A single-family home needs at least one ABC-rated fire extinguisher per floor plus one in the garage or workshop, for a minimum of 3 to 4 extinguishers in a typical two-story home with garage. The kitchen should have a 5-pound ABC extinguisher because it's the highest-fire-risk room. Other locations can use 2-pound units. Additional extinguishers are recommended near any wood stove, fireplace, or home shop with power tools.
Where should a kitchen fire extinguisher be located?
Mount the kitchen fire extinguisher near the exit or entry doorway of the kitchen, at least 6 feet from the stove and oven. Placing an extinguisher too close to the stove means reaching through flames to grab it during a stove fire.
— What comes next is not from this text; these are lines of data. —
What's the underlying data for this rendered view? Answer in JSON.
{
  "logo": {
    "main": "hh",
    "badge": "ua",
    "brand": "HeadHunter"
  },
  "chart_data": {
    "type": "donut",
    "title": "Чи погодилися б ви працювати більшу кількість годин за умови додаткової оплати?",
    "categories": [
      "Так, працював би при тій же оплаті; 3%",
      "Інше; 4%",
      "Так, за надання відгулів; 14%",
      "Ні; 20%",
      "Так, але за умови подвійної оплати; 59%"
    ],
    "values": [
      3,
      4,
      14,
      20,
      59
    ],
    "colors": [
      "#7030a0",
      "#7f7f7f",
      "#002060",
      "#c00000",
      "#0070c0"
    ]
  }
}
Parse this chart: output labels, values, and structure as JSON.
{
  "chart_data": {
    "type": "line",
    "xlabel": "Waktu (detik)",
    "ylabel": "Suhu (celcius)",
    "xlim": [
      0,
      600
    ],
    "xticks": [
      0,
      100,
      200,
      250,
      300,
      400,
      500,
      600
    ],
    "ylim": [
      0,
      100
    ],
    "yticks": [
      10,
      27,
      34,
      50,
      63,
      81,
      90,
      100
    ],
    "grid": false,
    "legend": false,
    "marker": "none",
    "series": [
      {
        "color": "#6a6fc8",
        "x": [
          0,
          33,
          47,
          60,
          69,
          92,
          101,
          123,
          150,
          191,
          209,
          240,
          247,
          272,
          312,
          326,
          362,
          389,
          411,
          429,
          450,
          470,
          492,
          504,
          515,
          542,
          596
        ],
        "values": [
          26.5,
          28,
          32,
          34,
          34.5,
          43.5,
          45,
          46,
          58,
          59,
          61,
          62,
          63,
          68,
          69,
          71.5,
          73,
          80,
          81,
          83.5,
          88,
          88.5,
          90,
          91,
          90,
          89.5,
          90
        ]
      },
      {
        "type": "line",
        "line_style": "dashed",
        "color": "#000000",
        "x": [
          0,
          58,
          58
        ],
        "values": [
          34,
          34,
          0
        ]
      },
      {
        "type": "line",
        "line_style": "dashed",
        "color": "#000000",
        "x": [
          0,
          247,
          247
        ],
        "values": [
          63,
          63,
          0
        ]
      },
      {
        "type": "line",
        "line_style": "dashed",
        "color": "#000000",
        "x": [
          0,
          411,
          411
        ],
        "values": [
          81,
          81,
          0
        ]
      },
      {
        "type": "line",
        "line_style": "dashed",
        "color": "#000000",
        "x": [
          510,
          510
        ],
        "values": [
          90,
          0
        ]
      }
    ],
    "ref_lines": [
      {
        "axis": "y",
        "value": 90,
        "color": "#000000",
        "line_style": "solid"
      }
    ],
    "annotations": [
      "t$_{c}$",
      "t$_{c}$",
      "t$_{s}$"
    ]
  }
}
The extinguisher should be visible, not hidden in a cabinet, and mounted 3.5 to 5 feet off the floor. Use the wall bracket that comes with the extinguisher so it stays in place and is always grab-ready.
How long do fire extinguishers last?
Disposable home fire extinguishers last approximately 10 to 12 years from the manufacture date printed on the canister. Check the pressure gauge monthly—the needle must remain in the green zone. Rechargeable extinguishers can be serviced by a local fire safety company every 6 years for a full internal inspection. Replace any extinguisher after any use, even partial, because the valve seal is compromised and pressure will bleed off over time.